Is this the way to win an election?

Last night I was tipped off (h/t Richard Cross of Cross Purposes) to a Washington Post item regarding bipartisan support for the gas tax increase. Yes, you read that right – bipartisan.

It seems our Chamber of Commerce types have the misguided notion that increasing the gasoline tax will allow the state to fully fund transportation projects, but I ask of them: what planet are you living on again?
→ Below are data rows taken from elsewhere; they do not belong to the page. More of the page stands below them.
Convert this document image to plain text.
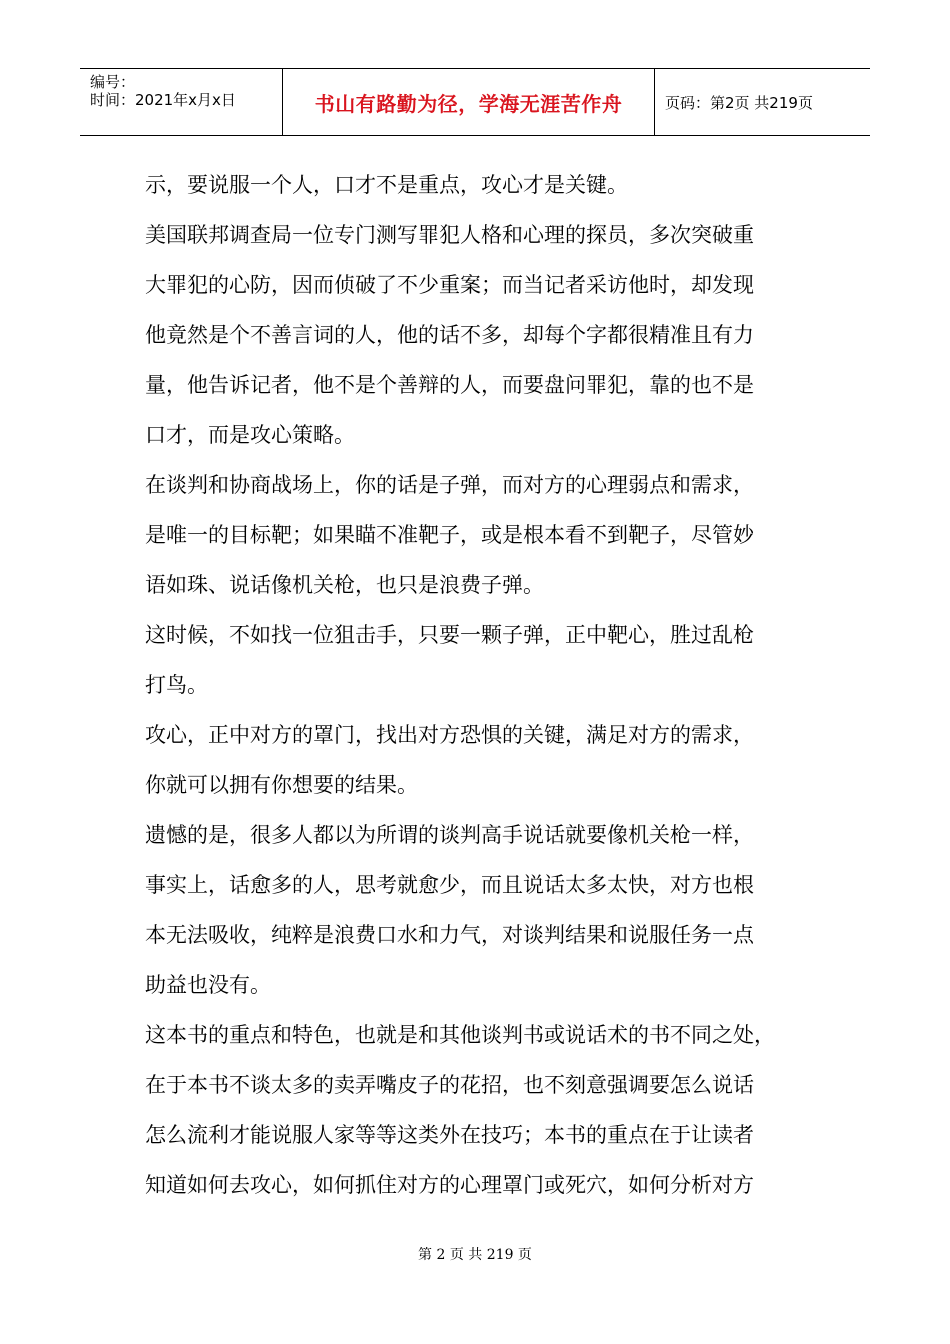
编号：
时间：2021年x月x日	书山有路勤为径，学海无涯苦作舟	页码：第2页 共219页

示，要说服一个人，口才不是重点，攻心才是关键。

美国联邦调查局一位专门测写罪犯人格和心理的探员，多次突破重
大罪犯的心防，因而侦破了不少重案；而当记者采访他时，却发现
他竟然是个不善言词的人，他的话不多，却每个字都很精准且有力
量，他告诉记者，他不是个善辩的人，而要盘问罪犯，靠的也不是
口才，而是攻心策略。

在谈判和协商战场上，你的话是子弹，而对方的心理弱点和需求，
是唯一的目标靶；如果瞄不准靶子，或是根本看不到靶子，尽管妙
语如珠、说话像机关枪，也只是浪费子弹。

这时候，不如找一位狙击手，只要一颗子弹，正中靶心，胜过乱枪
打鸟。

攻心，正中对方的罩门，找出对方恐惧的关键，满足对方的需求，
你就可以拥有你想要的结果。

遗憾的是，很多人都以为所谓的谈判高手说话就要像机关枪一样，
事实上，话愈多的人，思考就愈少，而且说话太多太快，对方也根
本无法吸收，纯粹是浪费口水和力气，对谈判结果和说服任务一点
助益也没有。

这本书的重点和特色，也就是和其他谈判书或说话术的书不同之处，
在于本书不谈太多的卖弄嘴皮子的花招，也不刻意强调要怎么说话
怎么流利才能说服人家等等这类外在技巧；本书的重点在于让读者
知道如何去攻心，如何抓住对方的心理罩门或死穴，如何分析对方

第 2 页 共 219 页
This is Martin O’Malley’s Maryland – we all know that the money is going to be spent on 1,001 items in the general fund and the rest will go to build more mass transit and bike paths we don’t need.
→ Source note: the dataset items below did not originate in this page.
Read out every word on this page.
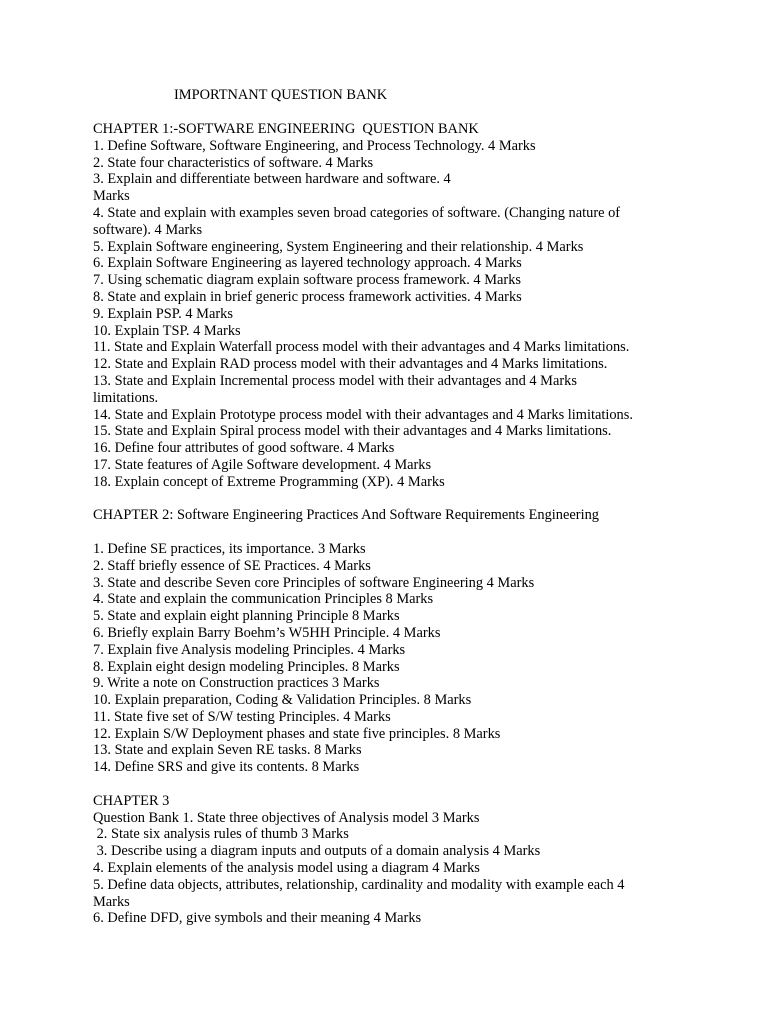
IMPORTNANT QUESTION BANK
CHAPTER 1:-SOFTWARE ENGINEERING  QUESTION BANK
1. Define Software, Software Engineering, and Process Technology. 4 Marks
2. State four characteristics of software. 4 Marks
3. Explain and differentiate between hardware and software. 4
Marks
4. State and explain with examples seven broad categories of software. (Changing nature of
software). 4 Marks
5. Explain Software engineering, System Engineering and their relationship. 4 Marks
6. Explain Software Engineering as layered technology approach. 4 Marks
7. Using schematic diagram explain software process framework. 4 Marks
8. State and explain in brief generic process framework activities. 4 Marks
9. Explain PSP. 4 Marks
10. Explain TSP. 4 Marks
11. State and Explain Waterfall process model with their advantages and 4 Marks limitations.
12. State and Explain RAD process model with their advantages and 4 Marks limitations.
13. State and Explain Incremental process model with their advantages and 4 Marks
limitations.
14. State and Explain Prototype process model with their advantages and 4 Marks limitations.
15. State and Explain Spiral process model with their advantages and 4 Marks limitations.
16. Define four attributes of good software. 4 Marks
17. State features of Agile Software development. 4 Marks
18. Explain concept of Extreme Programming (XP). 4 Marks
CHAPTER 2: Software Engineering Practices And Software Requirements Engineering
1. Define SE practices, its importance. 3 Marks
2. Staff briefly essence of SE Practices. 4 Marks
3. State and describe Seven core Principles of software Engineering 4 Marks
4. State and explain the communication Principles 8 Marks
5. State and explain eight planning Principle 8 Marks
6. Briefly explain Barry Boehm’s W5HH Principle. 4 Marks
7. Explain five Analysis modeling Principles. 4 Marks
8. Explain eight design modeling Principles. 8 Marks
9. Write a note on Construction practices 3 Marks
10. Explain preparation, Coding & Validation Principles. 8 Marks
11. State five set of S/W testing Principles. 4 Marks
12. Explain S/W Deployment phases and state five principles. 8 Marks
13. State and explain Seven RE tasks. 8 Marks
14. Define SRS and give its contents. 8 Marks
CHAPTER 3
Question Bank 1. State three objectives of Analysis model 3 Marks
2. State six analysis rules of thumb 3 Marks
3. Describe using a diagram inputs and outputs of a domain analysis 4 Marks
4. Explain elements of the analysis model using a diagram 4 Marks
5. Define data objects, attributes, relationship, cardinality and modality with example each 4
Marks
6. Define DFD, give symbols and their meaning 4 Marks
Meanwhile, the victims of the War on Rural Maryland will have to once again pay through the nose perpetually, because as proposed by one possible scheme advanced by a state commission the gas tax isn’t just going to go up a nickel each year in 2013, 2014, and 2015 – nope, it’s going to be indexed afterward to a construction cost index. So as union demands get more and more brazen and the cost of construction climbs at a dizzying rate, so will the gas tax. Nice system if you can con people into believing the roads will actually get fixed.

But that wasn’t really the reason why I brought this subject up – most who frequent this page know I’m not keen on raising taxes when there are so many other solutions to our fiscal woes available to us if we only had the courage to act in a responsible manner.

To continue, I’m simply going to borrow a quote from the Post piece, which is from the AP:

Former Maryland Republican Party chairwoman Audrey Scott also attended, agreeing with other supporters that infrastructure is the key to economic growth and jobs. Scott also accentuated the need to safeguard transportation money, which too often has been tapped by governors from several administrations to plug other budget holes.

“They can’t raid the money that’s coming into the Transportation Trust Fund,” Scott said. “It’s got to be there for transportation needs.”

To be fair, Republicans are attempting in this session to put just such a safeguard on the TTF. But her presence at the rally would lead me to presume she doesn’t mind this tax increase, undermining the vast majority of Republicans who will likely vote against it. (I say likely only because a number of General Assembly Republicans have sold us out before, some more than others.)

It’s also worth pointing out that Audrey is a former Chair of the Maryland GOP who spent a year finishing out the unexpired four-year term of Jim Pelura, who resigned (read: was ousted by an unhappy Maryland Republican Executive Committee) in 2009 – she only took the position when asked and didn’t seek it originally. But somehow I don’t think Pelura would have graced the rally with his presence, nor would current Chair Alex Mooney.

Yet Scott is in the running to join Mooney in party leadership as a candidate for the state’s National Committeewoman post which will be voted on at the party’s spring convention; longtime officeholder Joyce Terhes decided not to seek re-election. As it stands at the moment, it is a two-woman race as Nicolee Ambrose, a former Chairwoman of the Young Republican National Federation, opposes Scott for the post. While both have ties to the so-called “establishment,” Ambrose isn’t out stating the case for a tax increase, either. This doesn’t seem like a good move from someone as ostensibly politically savvy as Audrey Scott.

Moreover, in a time when we need Republicans to hold the line against the constant onslaught of state government prying deeper and deeper into our wallets and our liberties, making such an effort bipartisan only hurts the GOP. I’m certainly aware that, while business groups like the Chamber of Commerce are generally backed by Republicans, their aims aren’t always aligned with the conservative cause. (One prime example on a national level is illegal immigration.) At a time when the TEA Party distrusts the party apparatus, having a member of the “establishment” waving a gas can with a dime in it to signify the extra tax – on top of everything else working families (what few there are these days) have to contend with – isn’t going to make us a whole lot of friends.

Friends in high places are one thing, but friends in low places can get us the votes to win elections. Let’s not get away from our fiscally conservative roots.